Tandem Flight is an immersive video installation that combines cartoon animation of monsters on a flying tandem bicycle with video footage of Los Angeles streets at night. In the artpiece audience members are invited to venture behind the screen and assume the role of the characters projected on the front by putting their faces into holes that are cut in the screen. Taking a cue from video games in which the subject stays at the centre and it is the background that moves, a swooping flight is possible even as the faces remain in constant position. Incidentally, this echoes various models of consciousness.



Tandem Flight front and back of the screen from Happy Sleepy on Vimeo.
The video runs on a five minute loop. During this time five sets of wings – goose, fly, dragon, jet, and butterfly – change regularly every minute, and nine different monsters – ranging from purple octopus to fireball to mechanical abstraction – interchange on a random schedule ranging from 1 to 20 seconds. You just don’t know what you’re going to get or who you’re going to be when you step up and put your face into the screen.

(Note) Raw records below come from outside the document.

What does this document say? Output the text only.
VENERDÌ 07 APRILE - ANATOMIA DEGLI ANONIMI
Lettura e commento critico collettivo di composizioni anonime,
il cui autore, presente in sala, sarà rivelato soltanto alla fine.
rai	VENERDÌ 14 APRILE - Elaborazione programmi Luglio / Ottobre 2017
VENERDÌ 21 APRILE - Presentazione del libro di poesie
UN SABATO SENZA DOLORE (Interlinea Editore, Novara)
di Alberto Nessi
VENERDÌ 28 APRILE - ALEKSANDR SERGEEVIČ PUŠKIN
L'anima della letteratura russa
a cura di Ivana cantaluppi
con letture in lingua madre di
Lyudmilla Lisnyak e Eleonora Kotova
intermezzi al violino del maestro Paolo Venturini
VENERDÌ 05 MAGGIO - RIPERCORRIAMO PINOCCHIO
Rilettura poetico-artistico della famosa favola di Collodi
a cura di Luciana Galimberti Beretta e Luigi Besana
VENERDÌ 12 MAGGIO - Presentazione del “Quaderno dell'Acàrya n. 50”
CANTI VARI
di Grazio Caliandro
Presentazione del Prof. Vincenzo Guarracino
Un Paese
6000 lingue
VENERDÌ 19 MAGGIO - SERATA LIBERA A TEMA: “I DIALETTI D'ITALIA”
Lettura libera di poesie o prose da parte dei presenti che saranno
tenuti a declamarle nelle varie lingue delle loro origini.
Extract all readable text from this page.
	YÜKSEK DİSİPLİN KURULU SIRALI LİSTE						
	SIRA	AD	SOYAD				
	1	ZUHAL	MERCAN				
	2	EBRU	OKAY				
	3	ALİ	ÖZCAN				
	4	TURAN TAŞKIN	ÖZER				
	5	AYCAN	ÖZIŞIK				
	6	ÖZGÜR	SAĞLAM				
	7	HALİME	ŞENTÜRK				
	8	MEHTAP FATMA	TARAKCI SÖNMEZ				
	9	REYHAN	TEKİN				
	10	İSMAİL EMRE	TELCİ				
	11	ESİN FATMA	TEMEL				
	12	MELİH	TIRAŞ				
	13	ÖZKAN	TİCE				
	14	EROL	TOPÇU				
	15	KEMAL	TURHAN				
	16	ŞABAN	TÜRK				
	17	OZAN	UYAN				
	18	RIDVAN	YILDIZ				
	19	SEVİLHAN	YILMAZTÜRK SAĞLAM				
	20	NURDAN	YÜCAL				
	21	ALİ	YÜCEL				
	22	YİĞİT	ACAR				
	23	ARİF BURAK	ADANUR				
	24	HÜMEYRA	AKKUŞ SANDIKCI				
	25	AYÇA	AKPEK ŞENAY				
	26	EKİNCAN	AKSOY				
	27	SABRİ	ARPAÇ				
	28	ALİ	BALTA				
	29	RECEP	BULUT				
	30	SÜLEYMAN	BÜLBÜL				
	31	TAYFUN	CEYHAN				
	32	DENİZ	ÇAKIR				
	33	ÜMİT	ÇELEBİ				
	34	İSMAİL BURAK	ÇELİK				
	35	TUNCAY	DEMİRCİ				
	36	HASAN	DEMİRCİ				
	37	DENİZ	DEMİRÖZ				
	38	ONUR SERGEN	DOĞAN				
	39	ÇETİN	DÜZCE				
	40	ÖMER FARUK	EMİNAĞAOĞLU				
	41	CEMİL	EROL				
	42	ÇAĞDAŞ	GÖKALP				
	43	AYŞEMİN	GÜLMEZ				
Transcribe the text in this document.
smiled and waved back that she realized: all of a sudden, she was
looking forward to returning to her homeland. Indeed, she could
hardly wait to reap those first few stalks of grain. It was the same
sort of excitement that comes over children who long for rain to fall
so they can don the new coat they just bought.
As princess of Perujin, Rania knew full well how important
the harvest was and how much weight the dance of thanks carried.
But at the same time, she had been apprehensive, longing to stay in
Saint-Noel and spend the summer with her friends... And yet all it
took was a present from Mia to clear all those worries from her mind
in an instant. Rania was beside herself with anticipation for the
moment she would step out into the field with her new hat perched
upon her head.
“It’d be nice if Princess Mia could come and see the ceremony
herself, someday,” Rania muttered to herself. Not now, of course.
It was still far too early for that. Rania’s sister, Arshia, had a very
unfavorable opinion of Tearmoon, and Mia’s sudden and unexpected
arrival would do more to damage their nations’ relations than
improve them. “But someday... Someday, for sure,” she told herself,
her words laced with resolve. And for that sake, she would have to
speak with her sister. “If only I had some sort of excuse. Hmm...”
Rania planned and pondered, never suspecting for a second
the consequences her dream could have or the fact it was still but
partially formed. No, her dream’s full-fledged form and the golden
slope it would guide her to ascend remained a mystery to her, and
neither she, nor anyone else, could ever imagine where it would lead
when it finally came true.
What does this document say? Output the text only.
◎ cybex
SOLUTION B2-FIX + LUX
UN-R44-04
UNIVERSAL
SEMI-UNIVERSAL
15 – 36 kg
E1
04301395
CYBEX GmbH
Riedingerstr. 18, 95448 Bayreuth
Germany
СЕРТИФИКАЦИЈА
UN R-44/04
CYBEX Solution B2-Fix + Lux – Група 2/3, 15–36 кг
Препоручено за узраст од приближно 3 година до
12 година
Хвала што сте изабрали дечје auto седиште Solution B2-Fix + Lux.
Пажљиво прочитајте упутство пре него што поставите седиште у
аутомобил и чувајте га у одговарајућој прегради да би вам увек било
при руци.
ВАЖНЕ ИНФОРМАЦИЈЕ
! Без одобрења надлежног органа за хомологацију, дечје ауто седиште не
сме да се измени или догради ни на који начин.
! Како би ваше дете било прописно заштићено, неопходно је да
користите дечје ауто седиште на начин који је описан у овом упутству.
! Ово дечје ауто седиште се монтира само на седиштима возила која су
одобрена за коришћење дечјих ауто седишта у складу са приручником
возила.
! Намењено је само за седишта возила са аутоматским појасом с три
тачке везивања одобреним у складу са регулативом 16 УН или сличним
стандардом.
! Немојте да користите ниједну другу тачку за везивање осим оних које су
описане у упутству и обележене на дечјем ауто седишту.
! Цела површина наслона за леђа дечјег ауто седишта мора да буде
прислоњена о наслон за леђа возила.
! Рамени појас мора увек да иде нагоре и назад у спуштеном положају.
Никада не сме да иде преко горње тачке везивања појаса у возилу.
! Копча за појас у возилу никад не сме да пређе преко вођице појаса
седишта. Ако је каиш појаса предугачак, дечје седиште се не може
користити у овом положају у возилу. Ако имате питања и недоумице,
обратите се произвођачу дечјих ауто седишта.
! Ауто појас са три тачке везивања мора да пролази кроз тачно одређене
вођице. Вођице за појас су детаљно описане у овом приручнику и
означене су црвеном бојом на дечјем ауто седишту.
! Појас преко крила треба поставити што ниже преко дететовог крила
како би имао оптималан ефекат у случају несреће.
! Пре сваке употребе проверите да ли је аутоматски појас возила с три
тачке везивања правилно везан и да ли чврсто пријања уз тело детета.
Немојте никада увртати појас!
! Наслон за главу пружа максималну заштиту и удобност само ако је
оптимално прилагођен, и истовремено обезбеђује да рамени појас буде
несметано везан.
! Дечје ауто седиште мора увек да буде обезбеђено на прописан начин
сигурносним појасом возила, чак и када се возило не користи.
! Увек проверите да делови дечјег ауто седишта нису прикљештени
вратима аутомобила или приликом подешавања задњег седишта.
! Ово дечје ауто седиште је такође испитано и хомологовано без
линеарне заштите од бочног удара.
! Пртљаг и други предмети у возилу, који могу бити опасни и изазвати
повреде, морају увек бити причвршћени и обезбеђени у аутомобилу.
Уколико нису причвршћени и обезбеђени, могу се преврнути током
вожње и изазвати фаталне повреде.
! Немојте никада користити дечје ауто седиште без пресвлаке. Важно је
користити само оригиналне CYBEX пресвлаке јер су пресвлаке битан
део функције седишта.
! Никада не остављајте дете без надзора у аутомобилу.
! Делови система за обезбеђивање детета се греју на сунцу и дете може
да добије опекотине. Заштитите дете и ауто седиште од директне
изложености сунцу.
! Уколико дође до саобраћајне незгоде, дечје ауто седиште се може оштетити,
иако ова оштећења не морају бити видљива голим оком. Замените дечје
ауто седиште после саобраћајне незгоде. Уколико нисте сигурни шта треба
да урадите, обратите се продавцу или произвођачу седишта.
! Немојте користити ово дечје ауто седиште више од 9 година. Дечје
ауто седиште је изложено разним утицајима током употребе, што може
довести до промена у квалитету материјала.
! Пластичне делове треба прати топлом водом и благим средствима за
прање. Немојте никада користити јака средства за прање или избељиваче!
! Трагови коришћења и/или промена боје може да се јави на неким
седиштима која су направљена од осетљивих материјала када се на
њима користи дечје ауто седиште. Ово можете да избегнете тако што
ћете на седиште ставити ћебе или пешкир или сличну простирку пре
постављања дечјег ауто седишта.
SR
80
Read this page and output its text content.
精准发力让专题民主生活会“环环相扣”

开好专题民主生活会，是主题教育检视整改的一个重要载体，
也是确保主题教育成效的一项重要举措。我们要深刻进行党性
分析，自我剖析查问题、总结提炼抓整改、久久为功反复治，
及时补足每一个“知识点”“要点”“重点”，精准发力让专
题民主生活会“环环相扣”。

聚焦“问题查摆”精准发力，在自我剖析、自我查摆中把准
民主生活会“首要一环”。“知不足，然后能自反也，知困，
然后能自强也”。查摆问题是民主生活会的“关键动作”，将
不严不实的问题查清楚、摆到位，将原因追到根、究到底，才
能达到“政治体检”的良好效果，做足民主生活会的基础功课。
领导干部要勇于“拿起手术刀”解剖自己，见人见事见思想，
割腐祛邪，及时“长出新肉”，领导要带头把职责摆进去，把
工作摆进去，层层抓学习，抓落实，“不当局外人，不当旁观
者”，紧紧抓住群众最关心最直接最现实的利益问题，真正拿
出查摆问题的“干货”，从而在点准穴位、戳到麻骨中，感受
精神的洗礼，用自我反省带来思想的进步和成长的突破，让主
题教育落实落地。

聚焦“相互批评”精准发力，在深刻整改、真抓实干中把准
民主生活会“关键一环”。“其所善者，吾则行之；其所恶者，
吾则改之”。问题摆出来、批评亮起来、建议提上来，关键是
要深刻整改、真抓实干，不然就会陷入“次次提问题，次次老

Furthermore, although the projection was visible from the front and back of the screen, once a viewer is “in”, the screen is no longer visible. You’re either an observer or an actor, and audience members predictably often made this transition by becoming very animated, making faces, calling out or even heckling the audience in front, and sometimes assuming full character with banter to their cycling partner about the scenery they were traversing and the journey they were on. Some younger viewers also “pedalled” their legs that were left dangling when they were lifted up to put their face in the hole.